By Kasie Whitener
Writing during the holidays is hard. It may be that we have
less time at home because there are more parties and special events to attend,
or road trips to take. It may be because we have less time to ourselves when
children and spouses are on vacation and relatives are in town.
Maybe it’s difficult to write during the holidays because we
feel that end-of-year drawing near and start looking back at what we’ve been
able to accomplish. There may be a sense of urgency toward finishing something
that’s been lingering. Maybe the weight of unmet goals. Sometimes the end of
the year brings with it a kind of momentum, a rush and hurry that can rob us of
the quiet reflection we need for creation.
The holidays also carry the weight of memory. Like a scent
we’ve forgotten until it wafts into our nostrils, the holidays can force us to
recall traditions, images, sounds, and lights. The carols and the performances
are heady experiences, thick with prior years’ joy. It can be difficult to feel
original when everything seems soaked in ritual.
For me, writing over the holidays is challenging for all of
these reasons. The days are filled with task lists I don’t usually have,
errands I don’t normally run, people I don’t often see. The plans we make
dominate the season, and I’m on an adjusted schedule consisting of
kid-home-from-school, visiting relatives, and special-occasion meals.
I often reflect at the end of the year on what I’ve been
able to accomplish and start making plans for the next year’s efforts. This
process puts creation of new stories in a kind of limbo where they don’t count
toward last year’s tally but they aren’t quite next year’s work.
My writing is most often a victim of nostalgia. Since achieving
certain milestones in life, I have become more nostalgic in general. But the
holidays put a magnifying glass over that habit. In the weeks surrounding
Christmas, I have perfect specimens for comparison. What kind of tree did we
have last year? When did we put it up? What did we watch on TV while we did it?
I keep a Christmas Journal, have since Charlie and I were
married in 2001, and in its pages are the specifications of every Christmas for
the last 17 years.

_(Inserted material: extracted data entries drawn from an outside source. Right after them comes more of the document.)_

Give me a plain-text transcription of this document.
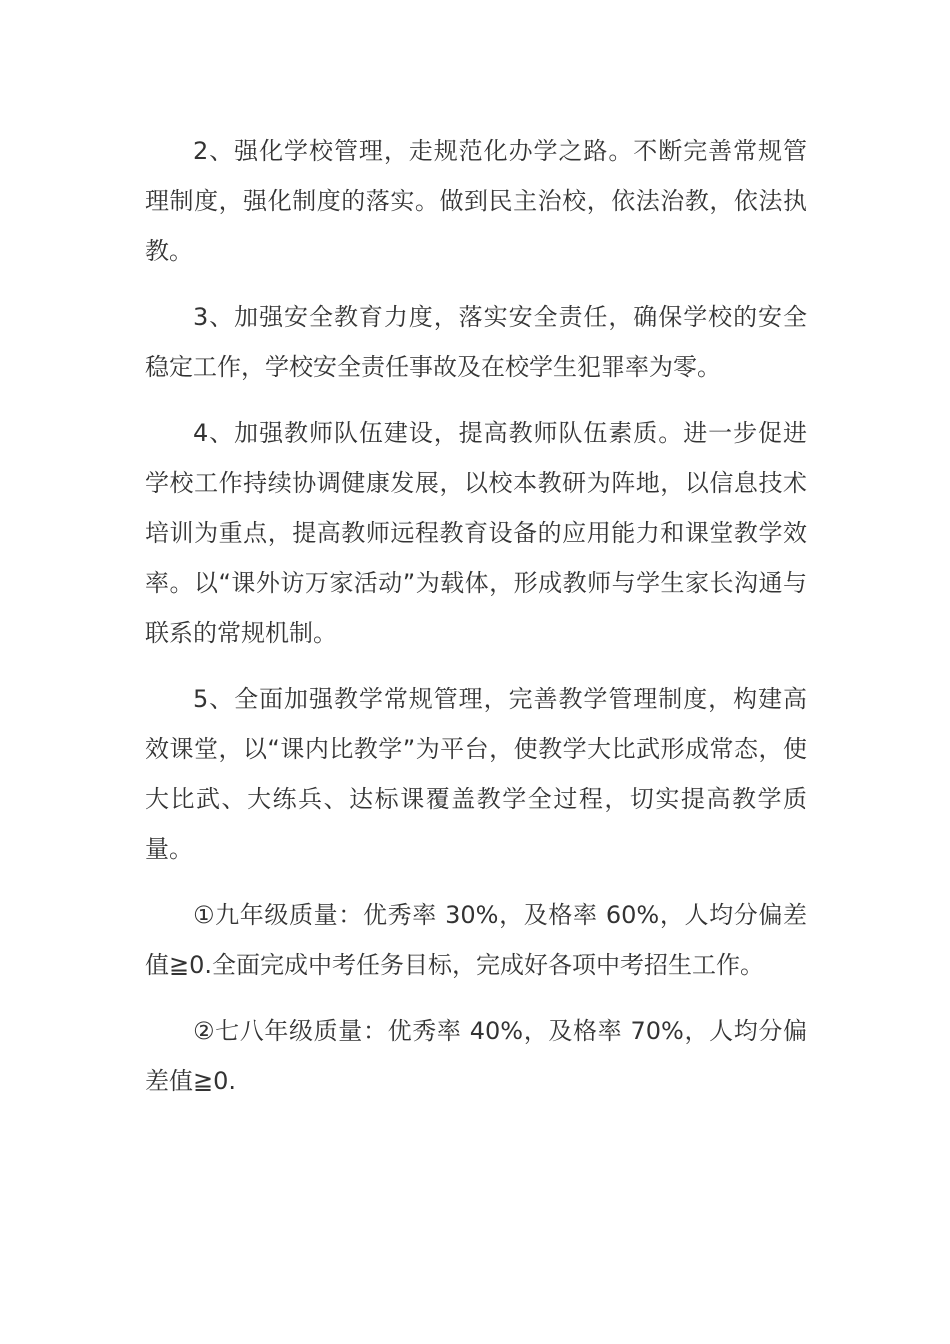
2、强化学校管理，走规范化办学之路。不断完善常规管理制度，强化制度的落实。做到民主治校，依法治教，依法执教。

3、加强安全教育力度，落实安全责任，确保学校的安全稳定工作，学校安全责任事故及在校学生犯罪率为零。

4、加强教师队伍建设，提高教师队伍素质。进一步促进学校工作持续协调健康发展，以校本教研为阵地，以信息技术培训为重点，提高教师远程教育设备的应用能力和课堂教学效率。以“课外访万家活动”为载体，形成教师与学生家长沟通与联系的常规机制。

5、全面加强教学常规管理，完善教学管理制度，构建高效课堂，以“课内比教学”为平台，使教学大比武形成常态，使大比武、大练兵、达标课覆盖教学全过程，切实提高教学质量。

①九年级质量：优秀率 30%，及格率 60%，人均分偏差值≧0.全面完成中考任务目标，完成好各项中考招生工作。

②七八年级质量：优秀率 40%，及格率 70%，人均分偏差值≧0.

Where we went, who we visited, what we gave, what we
received. It’s both a wonderful scrapbook of family memories and a terrible
albatross. In it I can read the varying shades of joy, excitement, and
gratitude. But threaded in there, too, are the traces of hurry and obligation
and disappointment. This year the entry is particularly soaked in loss and
grief.
I’m glad for the start of the new year. A chance to refocus
my writing life on goals and achievements in 2019. A chance to go back to the
beginning instead of being trapped in the end, that familiar dance of ritual
and memory, that weighs December down.